Education leaders have mostly been teachers themselves, and the priorities of their daily work are related to the organisation of studies. At the same time, a contemporary school requires its leader to have excellent change management, recruitment, strategy creation and long-term financial planning skills. “The Education Leaders’ Internship Programme is intense, and it takes into account each participating education leader`s needs, management practice for learning from the best private sector managers and best private sector practice,” explained the co-founder of the Good Deed Education Fund Martin Villig. “After the end of the pilot stage, the Fund aims to enhance the programme based on experience and needs and develop it into a model which is available across Estonia.”
According to Tallinn Deputy Mayor Vadim Belobrovtsev, the Education Leaders’ Internship Programme supports the objective of the altered study approach to bring learning and teaching out of the box and learn everywhere and from everyone. “Estonian education is currently the best in the world, but to keep it that way in the future, we need to maintain the professionalism of educations institution leaders and inspire them to be innovative,“ said Belobrovtsev. “Sometimes, this requires coming out of your comfort zone and taking an external look at your core work and routine activities. Participating in the internship programme gives heads of schools the opportunity to get inspired and come up with new ideas, the motivation to see them through and support for change management.“
This pilot project is unique, and it is a very first. The participants include school leaders from Tallinn Art Gymnasium, Tallinn Kuristiku Gymnasium, Tallinn Mustamäe Science Gymnasium, Tallinn Nõmme Basic School and Tallinn Südalinna School. Their mentors are top managers from Ericsson Eesti AS, Pipedrive, SEB, Swedbank and TransferWise. The consultation company Fontes PMP has partnered with the initiative and mapped the education leaders’ profiles and offers support both to mentors and school leaders during the project. Finding participants for the programme was organised through a competition.

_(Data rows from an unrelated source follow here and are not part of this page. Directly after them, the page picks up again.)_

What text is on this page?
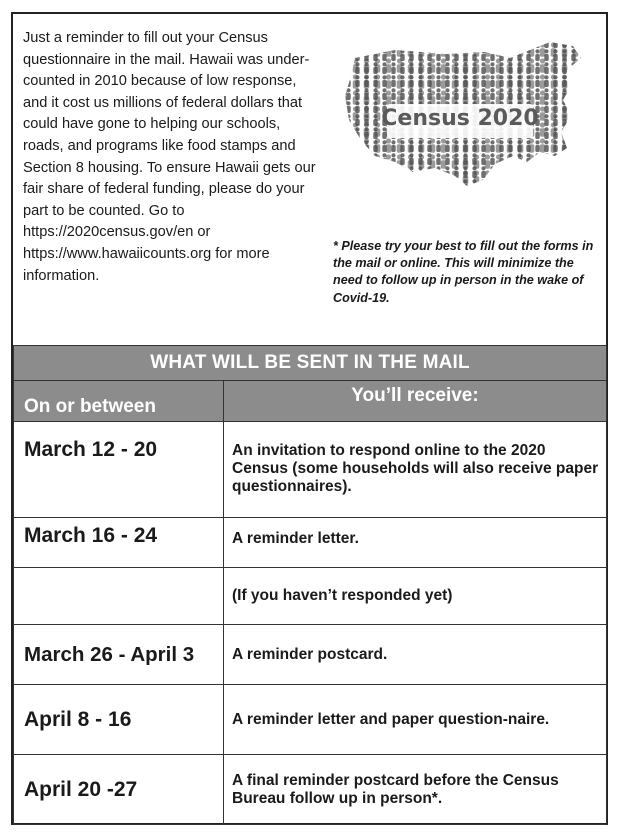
Just a reminder to fill out your Census questionnaire in the mail. Hawaii was under-counted in 2010 because of low response, and it cost us millions of federal dollars that could have gone to helping our schools, roads, and programs like food stamps and Section 8 housing. To ensure Hawaii gets our fair share of federal funding, please do your part to be counted. Go to https://2020census.gov/en or https://www.hawaiicounts.org for more information.

Census 2020
* Please try your best to fill out the forms in the mail or online. This will minimize the need to follow up in person in the wake of Covid-19.
WHAT WILL BE SENT IN THE MAIL	
On or between	You’ll receive:
March 12 - 20	An invitation to respond online to the 2020 Census (some households will also receive paper questionnaires).
March 16 - 24	A reminder letter.
	(If you haven’t responded yet)
March 26 - April 3	A reminder postcard.
April 8 - 16	A reminder letter and paper question-naire.
April 20 -27	A final reminder postcard before the Census Bureau follow up in person*.
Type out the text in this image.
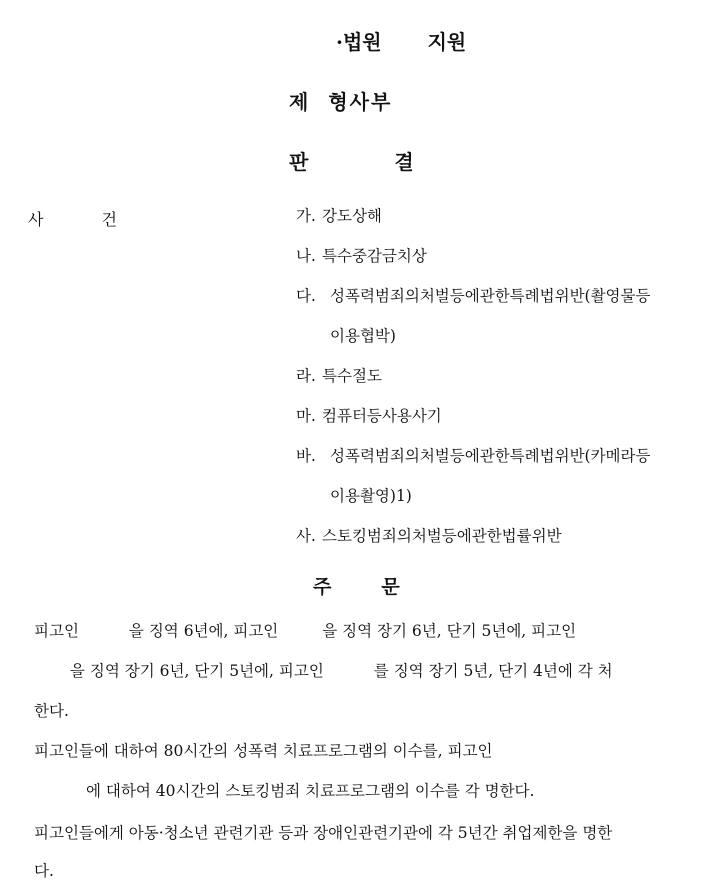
·법원 지원
제 형사부
판	결
사	건	가. 강도상해
나. 특수중감금치상
다. 성폭력범죄의처벌등에관한특례법위반(촬영물등
이용협박)
라. 특수절도
마. 컴퓨터등사용사기
바. 성폭력범죄의처벌등에관한특례법위반(카메라등
이용촬영)1)
사. 스토킹범죄의처벌등에관한법률위반
주	문
피고인	을 징역 6년에, 피고인	을 징역 장기 6년, 단기 5년에, 피고인
을 징역 장기 6년, 단기 5년에, 피고인	를 징역 장기 5년, 단기 4년에 각 처
한다.
피고인들에 대하여 80시간의 성폭력 치료프로그램의 이수를, 피고인
에 대하여 40시간의 스토킹범죄 치료프로그램의 이수를 각 명한다.
피고인들에게 아동·청소년 관련기관 등과 장애인관련기관에 각 5년간 취업제한을 명한
다.
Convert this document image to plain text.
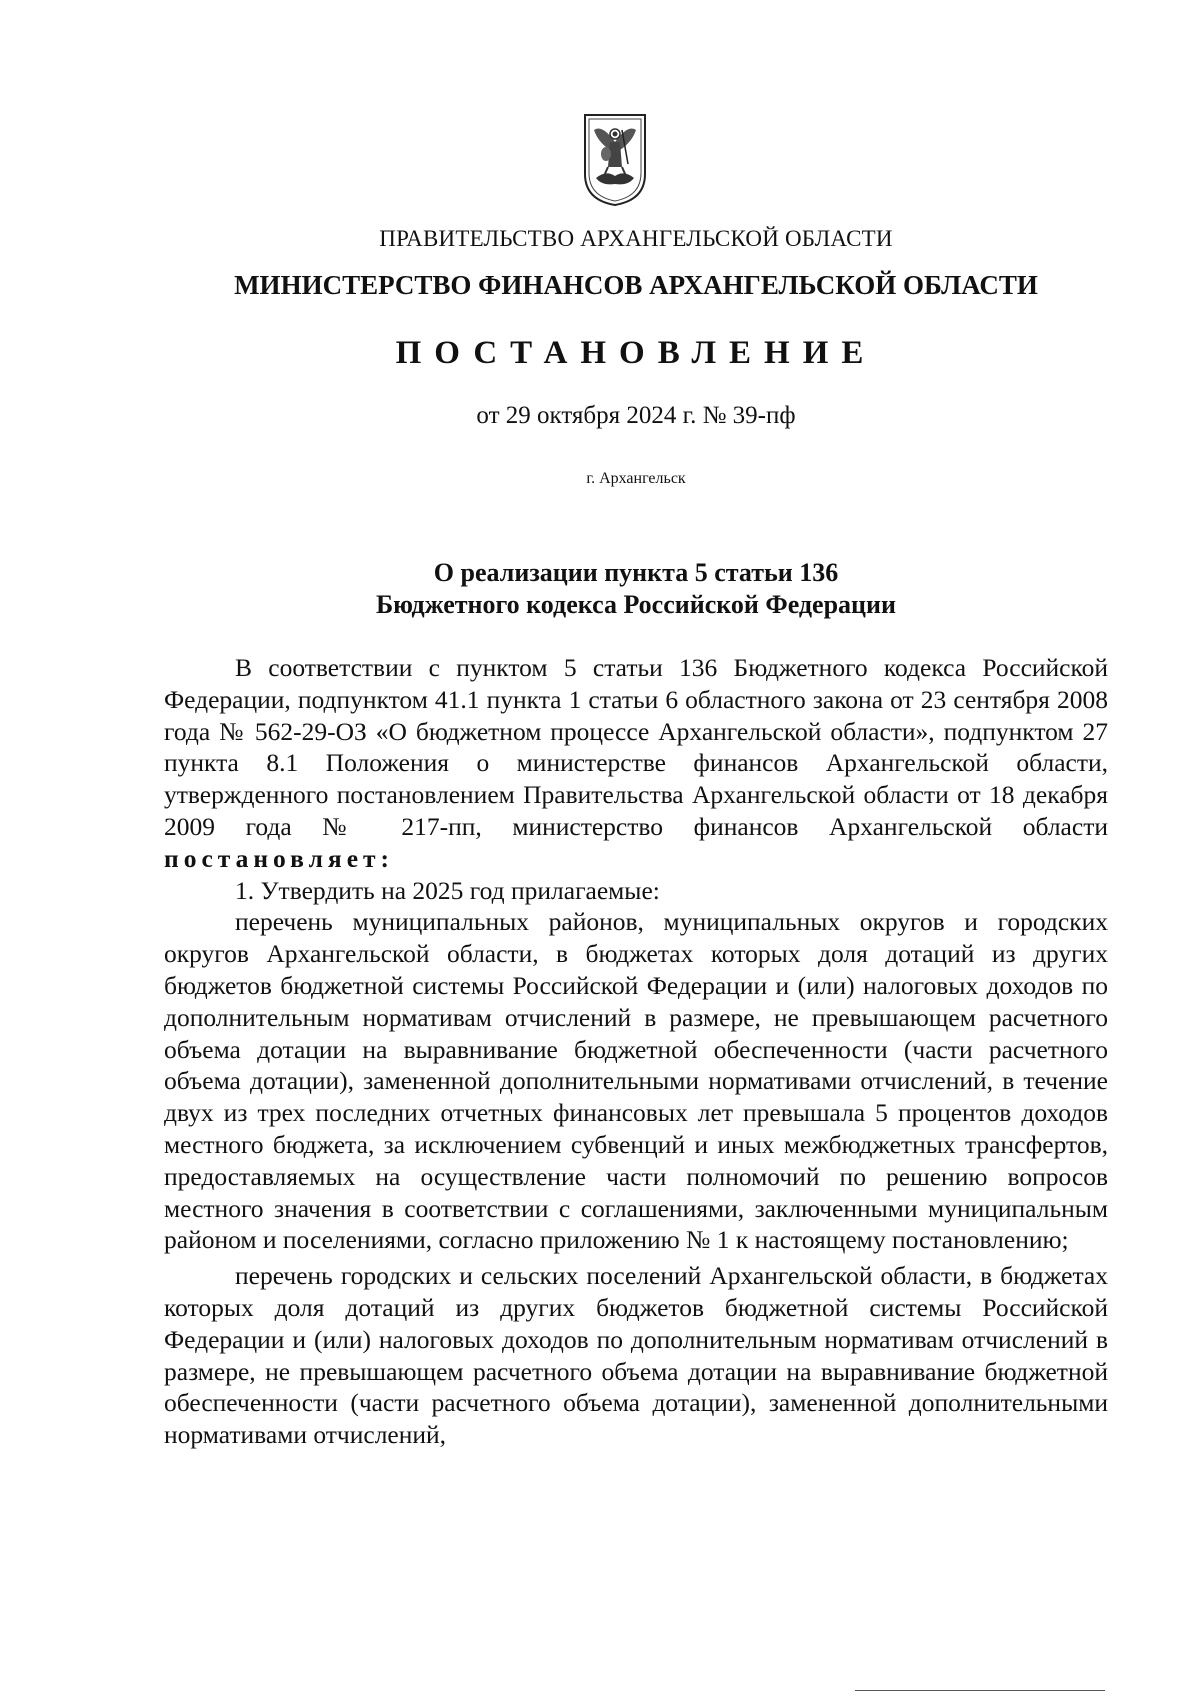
ПРАВИТЕЛЬСТВО АРХАНГЕЛЬСКОЙ ОБЛАСТИ
МИНИСТЕРСТВО ФИНАНСОВ АРХАНГЕЛЬСКОЙ ОБЛАСТИ
ПОСТАНОВЛЕНИЕ
от 29 октября 2024 г. № 39-пф
г. Архангельск
О реализации пункта 5 статьи 136
Бюджетного кодекса Российской Федерации

В соответствии с пунктом 5 статьи 136 Бюджетного кодекса Российской Федерации, подпунктом 41.1 пункта 1 статьи 6 областного закона от 23 сентября 2008 года № 562-29-ОЗ «О бюджетном процессе Архангельской области», подпунктом 27 пункта 8.1 Положения о министерстве финансов Архангельской области, утвержденного постановлением Правительства Архангельской области от 18 декабря 2009 года № 217-пп, министерство финансов Архангельской области постановляет:

1. Утвердить на 2025 год прилагаемые:

перечень муниципальных районов, муниципальных округов и городских округов Архангельской области, в бюджетах которых доля дотаций из других бюджетов бюджетной системы Российской Федерации и (или) налоговых доходов по дополнительным нормативам отчислений в размере, не превышающем расчетного объема дотации на выравнивание бюджетной обеспеченности (части расчетного объема дотации), замененной дополнительными нормативами отчислений, в течение двух из трех последних отчетных финансовых лет превышала 5 процентов доходов местного бюджета, за исключением субвенций и иных межбюджетных трансфертов, предоставляемых на осуществление части полномочий по решению вопросов местного значения в соответствии с соглашениями, заключенными муниципальным районом и поселениями, согласно приложению № 1 к настоящему постановлению;

перечень городских и сельских поселений Архангельской области, в бюджетах которых доля дотаций из других бюджетов бюджетной системы Российской Федерации и (или) налоговых доходов по дополнительным нормативам отчислений в размере, не превышающем расчетного объема дотации на выравнивание бюджетной обеспеченности (части расчетного объема дотации), замененной дополнительными нормативами отчислений,
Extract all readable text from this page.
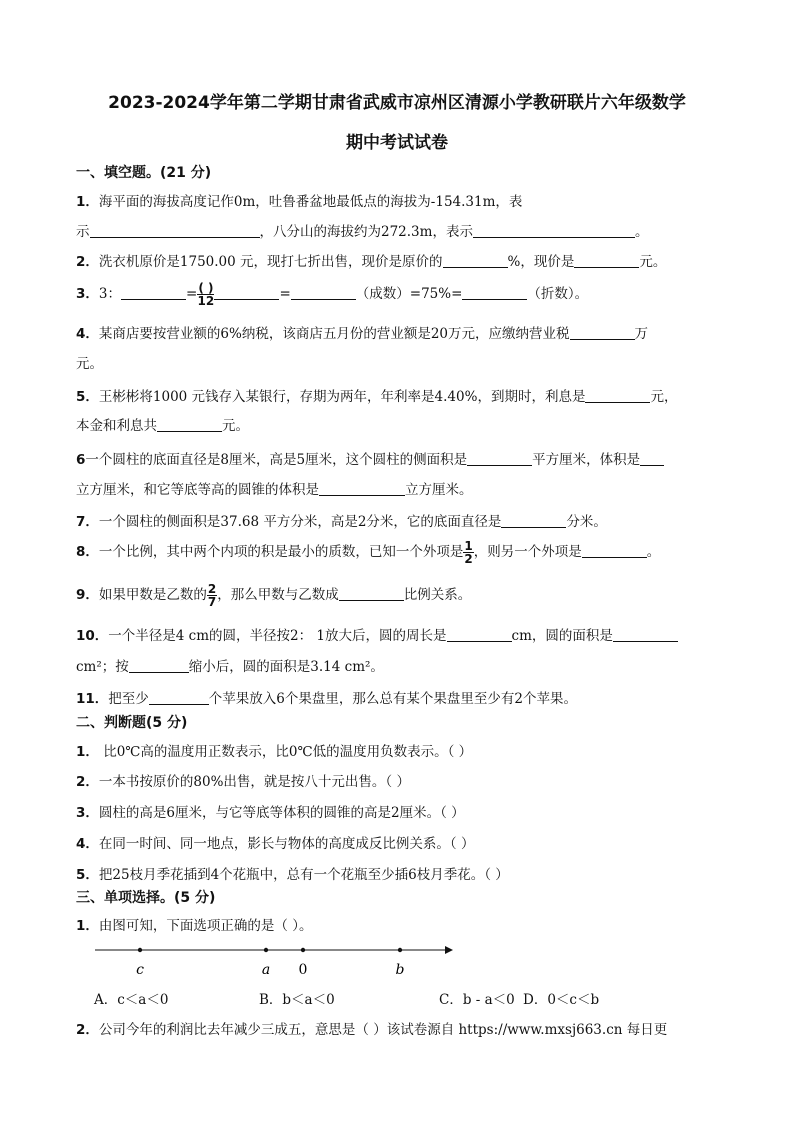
2023-2024学年第二学期甘肃省武威市凉州区清源小学教研联片六年级数学
期中考试试卷
一、填空题。(21 分)
1．海平面的海拔高度记作0m，吐鲁番盆地最低点的海拔为-154.31m，表
示	，八分山的海拔约为272.3m，表示	。
2．洗衣机原价是1750.00 元，现打七折出售，现价是原价的	%，现价是	元。
3．3：	= $\frac{( )}{12}$	=	（成数）=75%=	（折数）。
4．某商店要按营业额的6%纳税，该商店五月份的营业额是20万元，应缴纳营业税	万
元。
5．王彬彬将1000 元钱存入某银行，存期为两年，年利率是4.40%，到期时，利息是	元，
本金和利息共	元。
6一个圆柱的底面直径是8厘米，高是5厘米，这个圆柱的侧面积是	平方厘米，体积是
立方厘米，和它等底等高的圆锥的体积是	立方厘米。
7．一个圆柱的侧面积是37.68 平方分米，高是2分米，它的底面直径是	分米。
8．一个比例，其中两个内项的积是最小的质数，已知一个外项是 $\frac{1}{2}$ ，则另一个外项是	。
9．如果甲数是乙数的 $\frac{2}{7}$ ，那么甲数与乙数成	比例关系。
10．一个半径是4 cm的圆，半径按2： 1放大后，圆的周长是	cm，圆的面积是
cm²；按	缩小后，圆的面积是3.14 cm²。
11．把至少	个苹果放入6个果盘里，那么总有某个果盘里至少有2个苹果。
二、判断题(5 分)
1． 比0℃高的温度用正数表示，比0℃低的温度用负数表示。（ ）
2．一本书按原价的80%出售，就是按八十元出售。（ ）
3．圆柱的高是6厘米，与它等底等体积的圆锥的高是2厘米。（ ）
4．在同一时间、同一地点，影长与物体的高度成反比例关系。（ ）
5．把25枝月季花插到4个花瓶中，总有一个花瓶至少插6枝月季花。（ ）
三、单项选择。(5 分)
1．由图可知，下面选项正确的是（ ）。
c	a 0	b
A．c＜a＜0	B．b＜a＜0	C．b - a＜0 D．0＜c＜b
2．公司今年的利润比去年减少三成五，意思是（ ）该试卷源自 https://www.mxsj663.cn 每日更
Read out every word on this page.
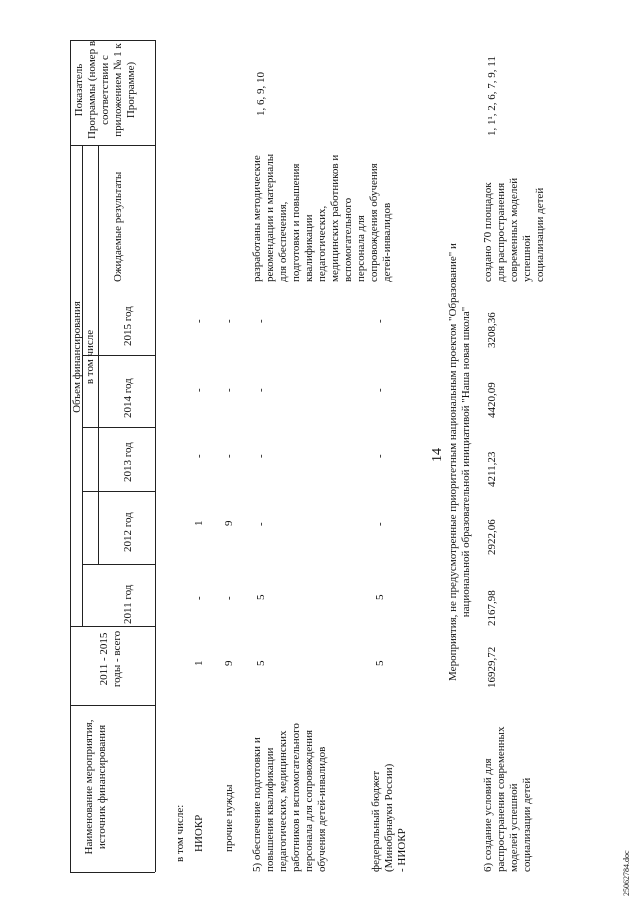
14
25062784.doc
Наименование мероприятия, источник финансирования
2011 - 2015 годы - всего
Объем финансирования в том числе
2011 год
2012 год
2013 год
2014 год
2015 год
Ожидаемые результаты
Показатель Программы (номер в соответствии с приложением № 1 к Программе)
в том числе: НИОКР
1
-
1
-
-
-
прочие нужды
9
-
9
-
-
-
5) обеспечение подготовки и повышения квалификации педагогических, медицинских работников и вспомогательного персонала для сопровождения обучения детей-инвалидов
5
5
-
-
-
-
разработаны методические рекомендации и материалы для обеспечения, подготовки и повышения квалификации педагогических, медицинских работников и вспомогательного персонала для сопровождения обучения детей-инвалидов
1, 6, 9, 10
федеральный бюджет (Минобрнауки России) - НИОКР
5
5
-
-
-
-	Мероприятия, не предусмотренные приоритетным национальным проектом "Образование" и национальной образовательной инициативой "Наша новая школа"
6) создание условий для распространения современных моделей успешной социализации детей
16929,72
2167,98
2922,06
4211,23
4420,09
3208,36
создано 70 площадок для распространения современных моделей успешной социализации детей
1, 1¹, 2, 6, 7, 9, 11
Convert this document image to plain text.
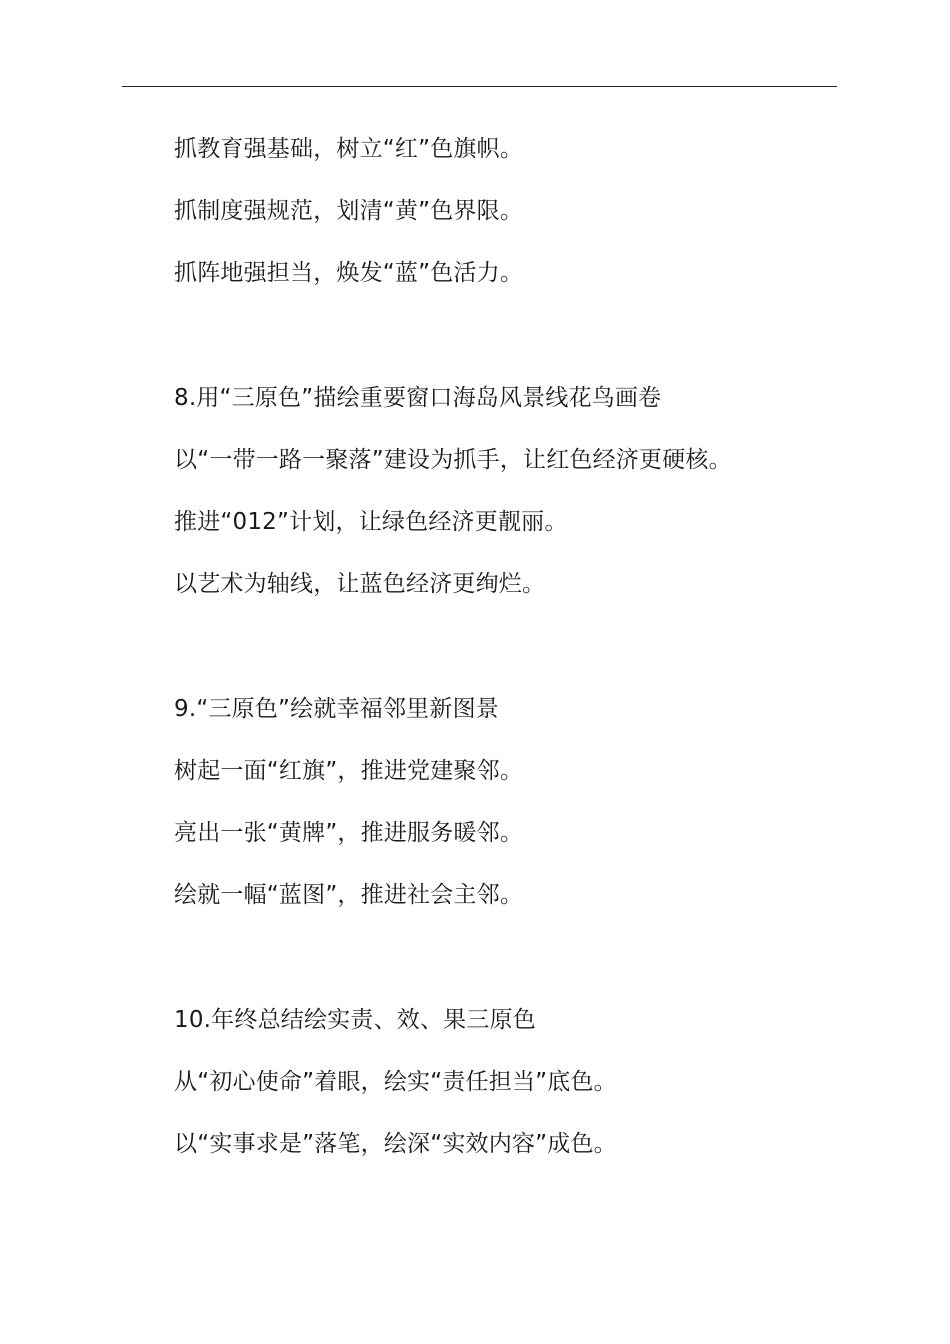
抓教育强基础，树立“红”色旗帜。
抓制度强规范，划清“黄”色界限。
抓阵地强担当，焕发“蓝”色活力。
8.用“三原色”描绘重要窗口海岛风景线花鸟画卷
以“一带一路一聚落”建设为抓手，让红色经济更硬核。
推进“012”计划，让绿色经济更靓丽。
以艺术为轴线，让蓝色经济更绚烂。
9.“三原色”绘就幸福邻里新图景
树起一面“红旗”，推进党建聚邻。
亮出一张“黄牌”，推进服务暖邻。
绘就一幅“蓝图”，推进社会主邻。
10.年终总结绘实责、效、果三原色
从“初心使命”着眼，绘实“责任担当”底色。
以“实事求是”落笔，绘深“实效内容”成色。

The Head of Tallinn Art Gymnasium Mari-Liis Sults, participating in the programme, has managed the school for five years, during which many important things have already been accomplished and necessary changes implemented. “I highly appreciate both the city’s and state’s recognition of our school, but there is still a ways to go to feel happy and at ease running the school. There are diverse challenges, including strategic budget planning, recruiting the right people, monitoring innovations and how targeted the changes are,” described Sults. “At the fast-growing TransferWise, I have the opportunity to delve deeper into these topics with my mentor Alvar Lumberg.”
The Good Deed Education Fund is a philanthropy fund established by new generation technology entrepreneurs aimed at supporting initiatives that help solve the biggest challenges in Estonian education. During 2019-2021, the Fund supports 10-15 initiatives with a million euros, focusing on a Fund core area: increasing the number of next-generation teachers, raising the quality of school management, reducing drop-out rates, increasing acquisition of natural and exact sciences` skills combined with creativity and teamwork. The idea for the Education Fund came from Taavet Hinrikus from TransferWise and Martin Villig from Bolt. The Education Fund is managed by the Good Deed Foundation.